Monday, June 1, 2015

Was it Right to drop the Atom Bomb?


Oppie, Harry S and Big Boy.
Was it Right to drop the Atom Bomb?

The Royal Shakespeare Company has recently produced “Oppenheimer,” a play about the Atom Bomb Manhattan Project and the life of its director, Robert Oppenheimer. The play emphasises the tensions between the work of theoretical physicists and the pragmatic requirements of the military who funded the Manhattan Project. It recites a number of old chestnuts, for example the notion that representatives of the Japanese government should have been given a demonstration of the power of the atomic bomb to force a surrender before the Big Boy was dropped in earnest. The play seeks to balance the arguments but fails to mention that after Hiroshima, the Japanese did not surrender. It took a second atomic bomb dropped on Nagasaki to achieve the desired result.

The play prompted discussions in my home on whether the Americans should have used the Bomb when they knew that it would result in countless deaths of innocent people. There are the strongest of moral arguments to support this position. During the Cold War, there were serious risks of a nuclear onslaught, which would have destroyed large parts of the world, the Cuban Missile Crisis a case in point. Fortunately, political leaders recognised that nuclear war was not a real option and cooler heads prevailed. Indeed the Bomb has been used only twice and the last occasion was almost seventy years ago.

So, why did Harry Truman authorise the Bomb’s use to end the war against Japan, in the face of protests by its inventors and when he knew the untold death and destruction which would result? First, it is necessary to judge by the times, i.e. August, 1945. America had suffered terrible losses in more than four years of warfare. The Japanese were hated by the American public. The internment of the Japanese-American community in California went through without challenge or protest.

Second, at Potsdam, Truman told Stalin and Attlee in general terms that he now possessed the mightiest weapon of war available to man. His administration wanted Russia to stay out of the Japanese war so it would be an American preserve. Use of the Bomb would probably bring the war to a quick conclusion, avoiding Soviet participation.

Third, and most important, Truman was under advice from military chiefs that without the A-bomb, the war in Japan would continue for another 12-18 months with an estimated further 250,000 American casualties.

There is a fourth issue, namely impeachment. Let us assume that in 1945, Truman decided, on humanitarian and moral grounds, not to use the Bomb, the war continued for more than a year and that there were some additional 200,000 American dead and wounded as a result. Had the American media then gone public that Truman had the Bomb at his disposal in 1945 but had refused to use it, the pressure to impeach the President would have been extreme. How could Truman have successfully defended himself against a charge that a Commander-in-Chief had effectively sentenced tens of thousands of American soldiers to death? In 1946, a Republican-controlled Congress would have been unmerciful to Truman and rightly so. He would have broken his oath of office to preserve the Constitution by failing to defend the people.
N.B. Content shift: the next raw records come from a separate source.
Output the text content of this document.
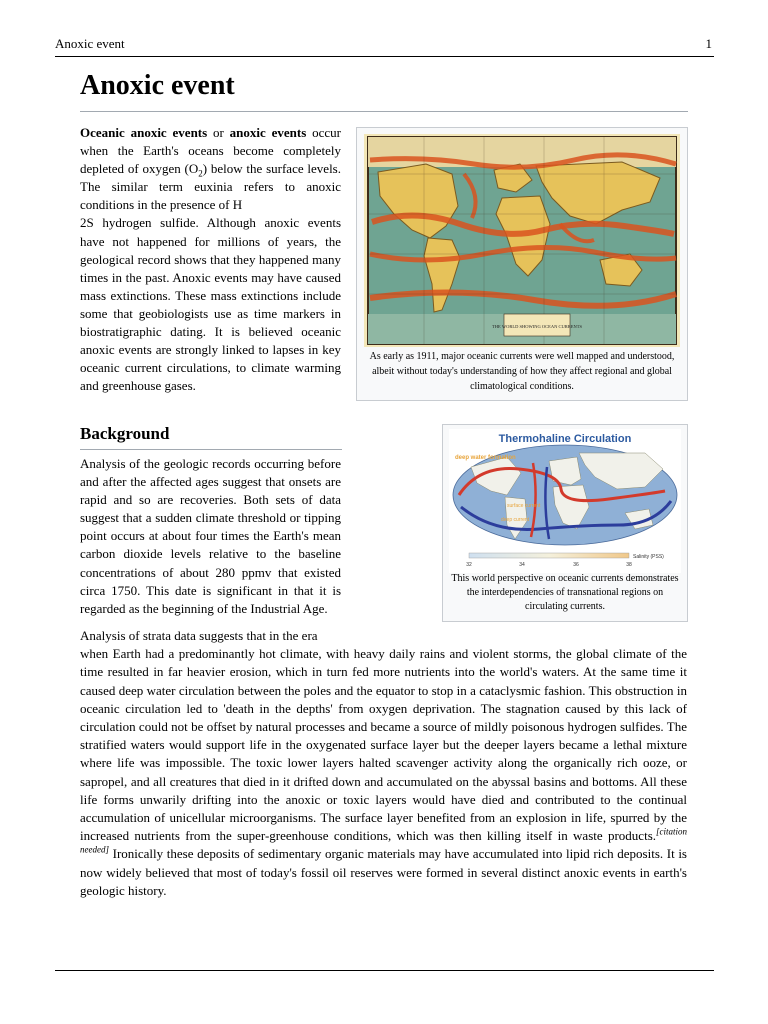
Anoxic event	1
Anoxic event

Oceanic anoxic events or anoxic events occur when the Earth's oceans become completely depleted of oxygen $(O_2)$ below the surface levels. The similar term euxinia refers to anoxic conditions in the presence of H
2S hydrogen sulfide. Although anoxic events have not happened for millions of years, the geological record shows that they happened many times in the past. Anoxic events may have caused mass extinctions. These mass extinctions include some that geobiologists use as time markers in biostratigraphic dating. It is believed oceanic anoxic events are strongly linked to lapses in key oceanic current circulations, to climate warming and greenhouse gases.

THE WORLD SHOWING OCEAN CURRENTS
As early as 1911, major oceanic currents were well mapped and understood, albeit without today's understanding of how they affect regional and global climatological conditions.
Background

Analysis of the geologic records occurring before and after the affected ages suggest that onsets are rapid and so are recoveries. Both sets of data suggest that a sudden climate threshold or tipping point occurs at about four times the Earth's mean carbon dioxide levels relative to the baseline concentrations of about 280 ppmv that existed circa 1750. This date is significant in that it is regarded as the beginning of the Industrial Age.

Thermohaline Circulation
deep water formation
surface current
deep current
Salinity (PSS)
32	34	36	38
This world perspective on oceanic currents demonstrates the interdependencies of transnational regions on circulating currents.

Analysis of strata data suggests that in the era
when Earth had a predominantly hot climate, with heavy daily rains and violent storms, the global climate of the time resulted in far heavier erosion, which in turn fed more nutrients into the world's waters. At the same time it caused deep water circulation between the poles and the equator to stop in a cataclysmic fashion. This obstruction in oceanic circulation led to 'death in the depths' from oxygen deprivation. The stagnation caused by this lack of circulation could not be offset by natural processes and became a source of mildly poisonous hydrogen sulfides. The stratified waters would support life in the oxygenated surface layer but the deeper layers became a lethal mixture where life was impossible. The toxic lower layers halted scavenger activity along the organically rich ooze, or sapropel, and all creatures that died in it drifted down and accumulated on the abyssal basins and bottoms. All these life forms unwarily drifting into the anoxic or toxic layers would have died and contributed to the continual accumulation of unicellular microorganisms. The surface layer benefited from an explosion in life, spurred by the increased nutrients from the super-greenhouse conditions, which was then killing itself in waste products.[citation needed] Ironically these deposits of sedimentary organic materials may have accumulated into lipid rich deposits. It is now widely believed that most of today's fossil oil reserves were formed in several distinct anoxic events in earth's geologic history.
Tangentially, the play mentions the concerns expressed by scientists, including Albert Einstein, to Presidents Roosevelt and Truman and their senior administration officials, arguing that the Bomb should not be used. The physicists’ conflict was between theories and practice: science resulting in a chain reaction to wreak untold destruction. Western philosophy determines that it is for scientists to discover the secrets of life but it is for politicians to apply such discoveries. In any event, the concerns of the Manhattan scientists were ignored by the politicians.


The play ends with words of Vishnu from the Bhagavad-Gita: “Now, I am become Death, the destroyer of worlds.” I am sure such sentiments rested heavily with Oppenheimer and his colleagues as the results of their work became apparent. Whether Truman and his cabinet colleagues, not the mention senior members of Congress, felt the same way is another matter.